« J’ai un peu peur de la pose de stérilet, j’ai plein de copines qui m’ont dit que ça faisait affreusement mal. » Je fais une pause, pour laisser cette idée prendre sa place sur le bureau. Dans ma tête je fais un plan de réponse.
1. Le ressenti de la douleur est subjectif, mais ça tombe bien je sais accompagner les gens sur ce sujet.
2. Ça dépend des conditions de pose.
3. Il peut en effet y avoir des contractions réactionnelles.
4. Ne pas utiliser certains instruments permettent de…
« Je comprends grave, intervient mon étudiante sage-femme, mais moi ça s’est bien passé ! J’ai pris deux Spasfon après et ça allait. » Elle est sur le côté, un peu en retrait, elle ne peut pas voir ma grimace.
La discussion continue, la patiente choisi, malgré son appréhension, qu’on posera un DIU ensemble mercredi prochain. Je ferme la porte derrière elle.
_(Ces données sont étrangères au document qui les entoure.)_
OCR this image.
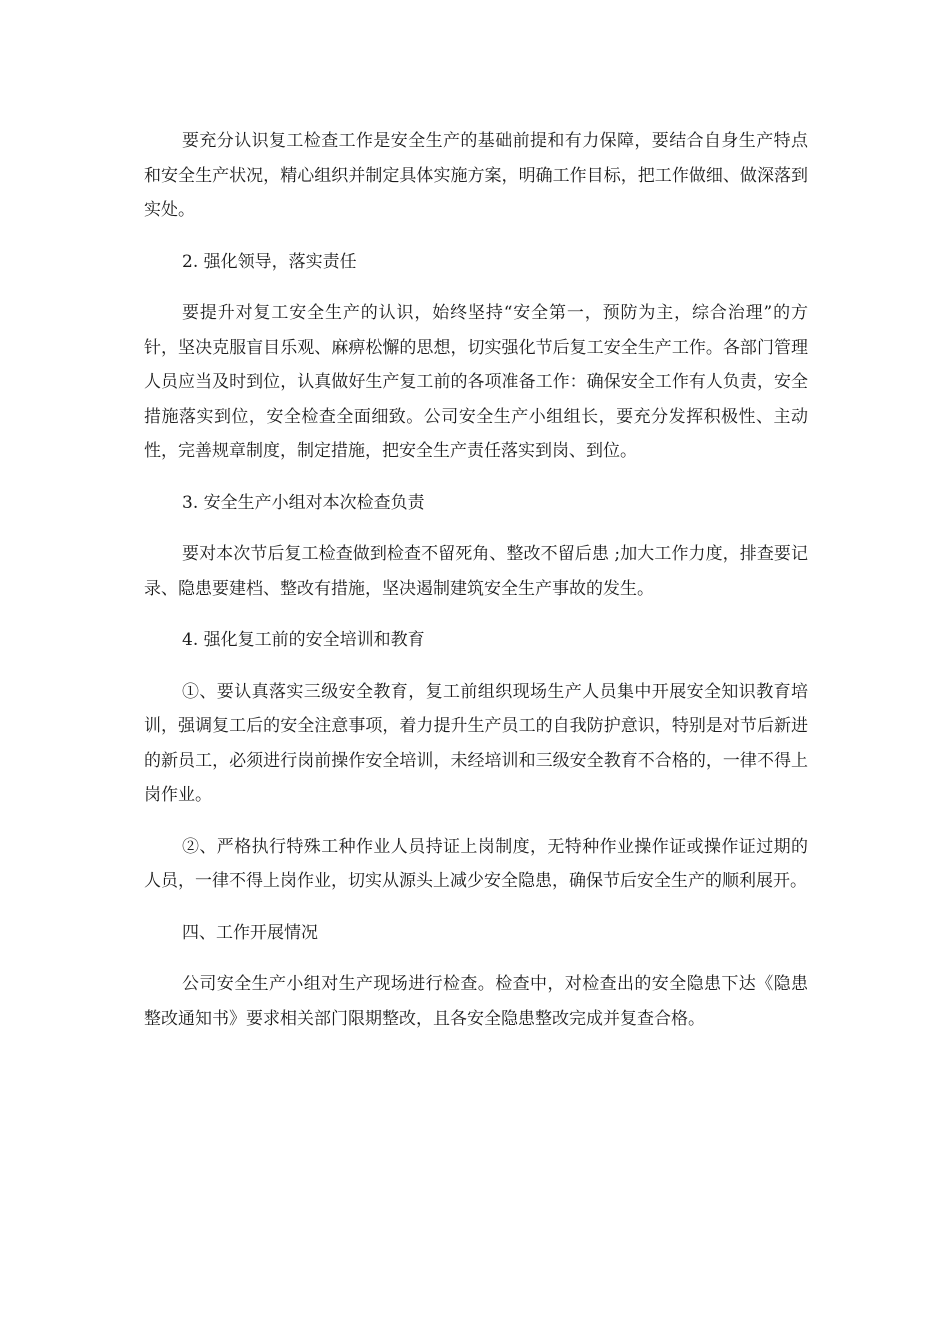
要充分认识复工检查工作是安全生产的基础前提和有力保障，要结合自身生产特点和安全生产状况，精心组织并制定具体实施方案，明确工作目标，把工作做细、做深落到实处。

2. 强化领导，落实责任

要提升对复工安全生产的认识，始终坚持“安全第一，预防为主，综合治理”的方针，坚决克服盲目乐观、麻痹松懈的思想，切实强化节后复工安全生产工作。各部门管理人员应当及时到位，认真做好生产复工前的各项准备工作：确保安全工作有人负责，安全措施落实到位，安全检查全面细致。公司安全生产小组组长，要充分发挥积极性、主动性，完善规章制度，制定措施，把安全生产责任落实到岗、到位。

3. 安全生产小组对本次检查负责

要对本次节后复工检查做到检查不留死角、整改不留后患 ;加大工作力度，排查要记录、隐患要建档、整改有措施，坚决遏制建筑安全生产事故的发生。

4. 强化复工前的安全培训和教育

①、要认真落实三级安全教育，复工前组织现场生产人员集中开展安全知识教育培训，强调复工后的安全注意事项，着力提升生产员工的自我防护意识，特别是对节后新进的新员工，必须进行岗前操作安全培训，未经培训和三级安全教育不合格的，一律不得上岗作业。

②、严格执行特殊工种作业人员持证上岗制度，无特种作业操作证或操作证过期的人员，一律不得上岗作业，切实从源头上减少安全隐患，确保节后安全生产的顺利展开。

四、工作开展情况

公司安全生产小组对生产现场进行检查。检查中，对检查出的安全隐患下达《隐患整改通知书》要求相关部门限期整改，且各安全隐患整改完成并复查合格。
« Tu n’as pas le droit de faire ça, dis-je.
− C’est à dire ?
− Ton expérience, c’est ton expérience. Ta réaction à un geste ne présume pas de la réaction de la patiente. Dans notre travail, tu peux répondre avec une statistique type « 10 % environ » ou « cela peut varier selon l’orientation de l’utérus », mais pas avec ton histoire personnelle. »
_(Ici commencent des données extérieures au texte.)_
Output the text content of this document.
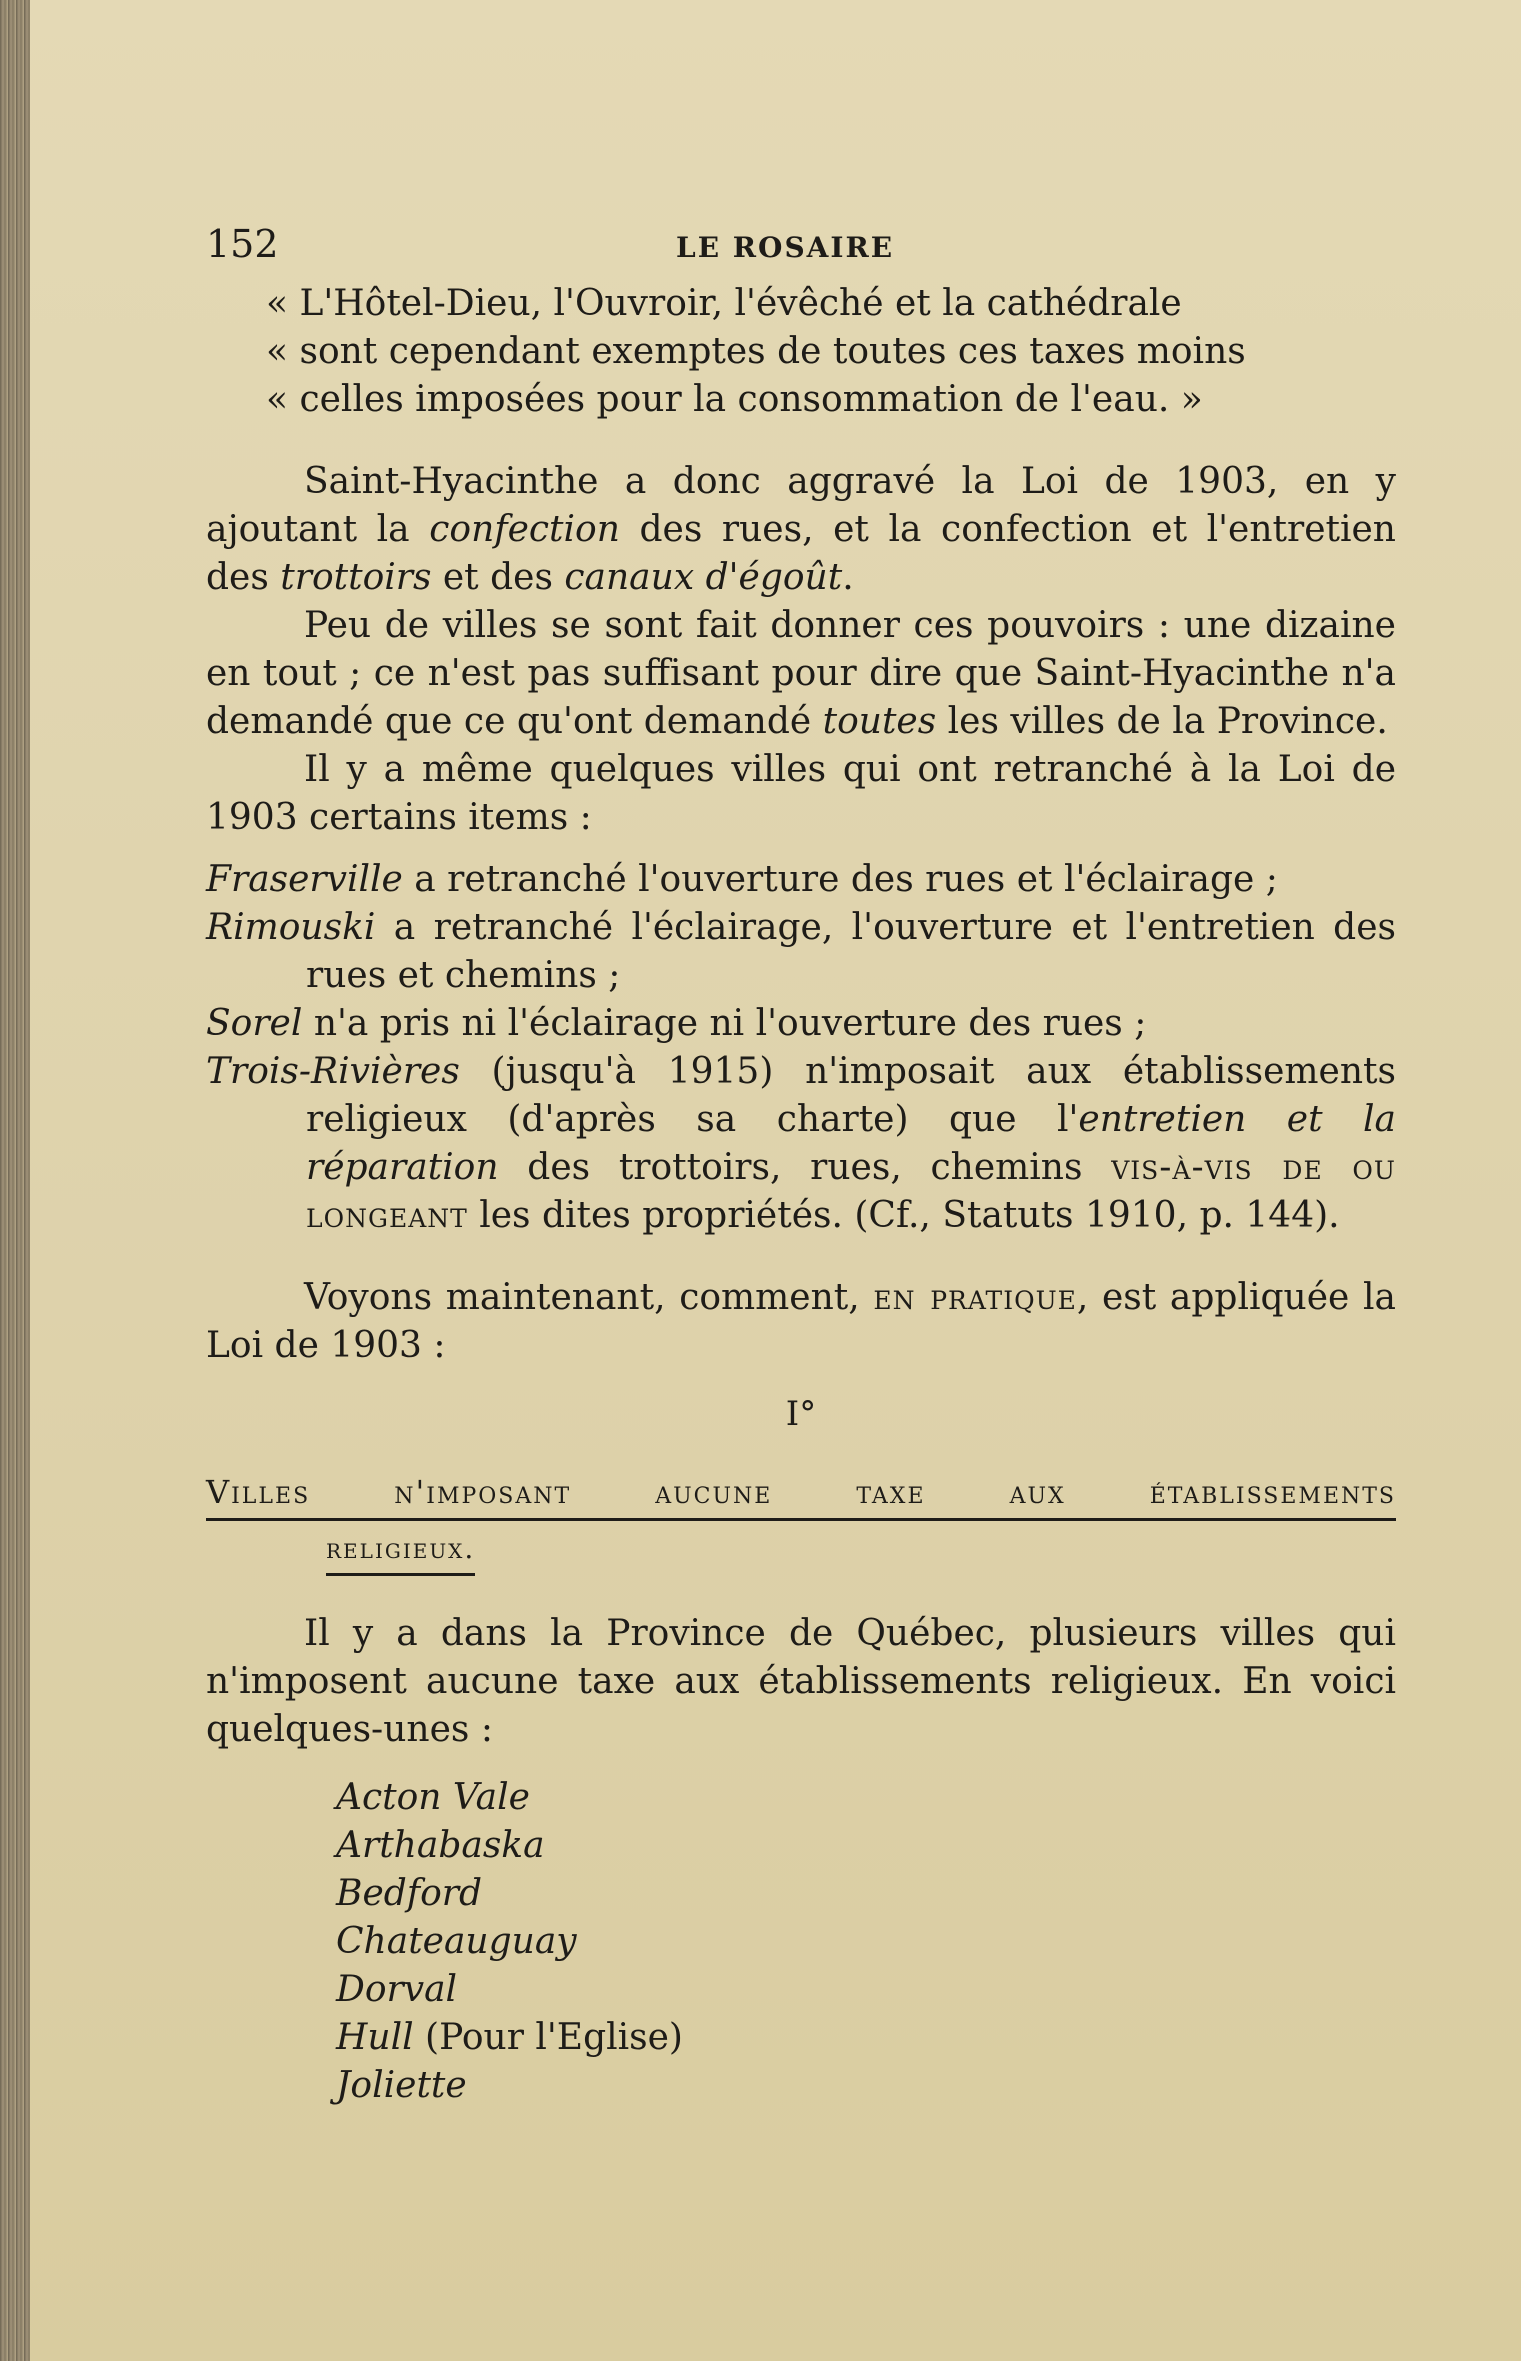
152	LE ROSAIRE

« L'Hôtel-Dieu, l'Ouvroir, l'évêché et la cathédrale

« sont cependant exemptes de toutes ces taxes moins

« celles imposées pour la consommation de l'eau. »

Saint-Hyacinthe a donc aggravé la Loi de 1903, en y ajoutant la confection des rues, et la confection et l'entretien des trottoirs et des canaux d'égoût.

Peu de villes se sont fait donner ces pouvoirs : une dizaine en tout ; ce n'est pas suffisant pour dire que Saint-Hyacinthe n'a demandé que ce qu'ont demandé toutes les villes de la Province.

Il y a même quelques villes qui ont retranché à la Loi de 1903 certains items :

Fraserville a retranché l'ouverture des rues et l'éclairage ;

Rimouski a retranché l'éclairage, l'ouverture et l'entretien des rues et chemins ;

Sorel n'a pris ni l'éclairage ni l'ouverture des rues ;

Trois-Rivières (jusqu'à 1915) n'imposait aux établissements religieux (d'après sa charte) que l'entretien et la réparation des trottoirs, rues, chemins vis-à-vis de ou longeant les dites propriétés. (Cf., Statuts 1910, p. 144).

Voyons maintenant, comment, en pratique, est appliquée la Loi de 1903 :

I°

Villes n'imposant aucune taxe aux établissements
religieux.

Il y a dans la Province de Québec, plusieurs villes qui n'imposent aucune taxe aux établissements religieux. En voici quelques-unes :

Acton Vale

Arthabaska

Bedford

Chateauguay

Dorval

Hull (Pour l'Eglise)

Joliette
Et je pense que c’est une leçon importante.
Je me revois dans mon premier stage de planning familial à parler de contraception et de sexualité avec des jeunes femmes qui à 16 ans avait beaucoup plus d’expérience que moi. Je l’avais mal vécu au début, mais la sage-femme qui me formait m’avait rassuré : « On s’en fout. J’ai jamais eu d’accident de capote, mais c’est pas important. L’important c’est qu’on leur donne accès à des connaissances et à des moyens. »
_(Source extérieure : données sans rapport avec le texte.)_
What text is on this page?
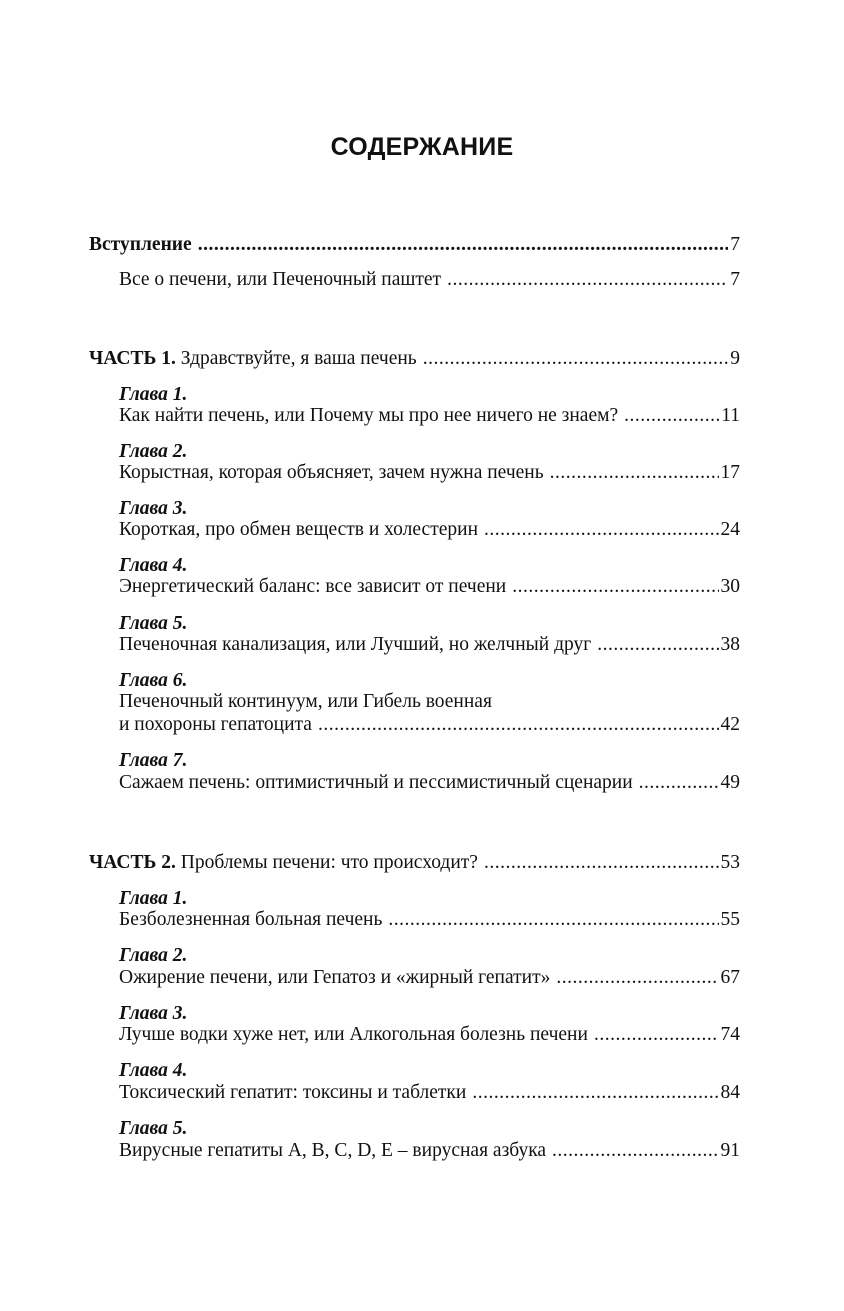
СОДЕРЖАНИЕ
Вступление .....	7
Все о печени, или Печеночный паштет .....	7
ЧАСТЬ 1. Здравствуйте, я ваша печень .....	9
Глава 1.
Как найти печень, или Почему мы про нее ничего не знаем? .....	11
Глава 2.
Корыстная, которая объясняет, зачем нужна печень .....	17
Глава 3.
Короткая, про обмен веществ и холестерин .....	24
Глава 4.
Энергетический баланс: все зависит от печени .....	30
Глава 5.
Печеночная канализация, или Лучший, но желчный друг .....	38
Глава 6.
Печеночный континуум, или Гибель военная
и похороны гепатоцита .....	42
Глава 7.
Сажаем печень: оптимистичный и пессимистичный сценарии .....	49
ЧАСТЬ 2. Проблемы печени: что происходит? .....	53
Глава 1.
Безболезненная больная печень .....	55
Глава 2.
Ожирение печени, или Гепатоз и «жирный гепатит» .....	67
Глава 3.
Лучше водки хуже нет, или Алкогольная болезнь печени .....	74
Глава 4.
Токсический гепатит: токсины и таблетки .....	84
Глава 5.
Вирусные гепатиты A, B, C, D, E – вирусная азбука .....	91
Quatre ans plus tard je suis dans une immense soirée entre copains. L’alcool aide un peu, le coin des sages-femmes aussi, et la discussion se tourne vers la PMA. Un couple d’amis se confie sur leurs tentatives, leurs échecs, les frustrations, les piqures. « Et vous deux, ça va ? Vous tenez le coup ? »
Parce que s’il y a une chose que j’ai retenu de mes cours, c’est la violence de ce processus. J’entendais les profs parler d’examens invasifs, les psychologues se vanter de réussir à débloquer des choses ; il en ressortait un monde froid, dur, et intrusif.
La question me semble toujours importante à poser.
Puis, un jour de juillet 2020, je me suis retrouvé dans le bureau d’une gynécologue hospitalière pour qu’on nous explique le protocole que nous allions devoir suivre avec ma compagne. « Je fais ça pour tout le monde, nous a-t-elle assuré, on va reprendre depuis le début. »
Elle a sorti devant nous une série de planche en carton avec des ovaires, un utérus, des trompes. Puis elle a entrepris de nous expliquer, à deux sages-femmes, comment on faisait les bébés.
C’était le protocole. Je le conçois.
Je me suis senti vraiment infantilisé.
Mais je n’ai pas passé d’hystérosalpingographie, moi, mais un bref instant j’ai traversé les joies, les espoirs, les angoisses.
J’ai vu sous une lumière très crue ce que pouvais être l’expérience de la PMA en France, et je n’ai pourtant fait que soulever le rideau et regarder derrière.
Je pense que mon expérience personnelle impacte ma pratique. Ça fait parti de qui je suis.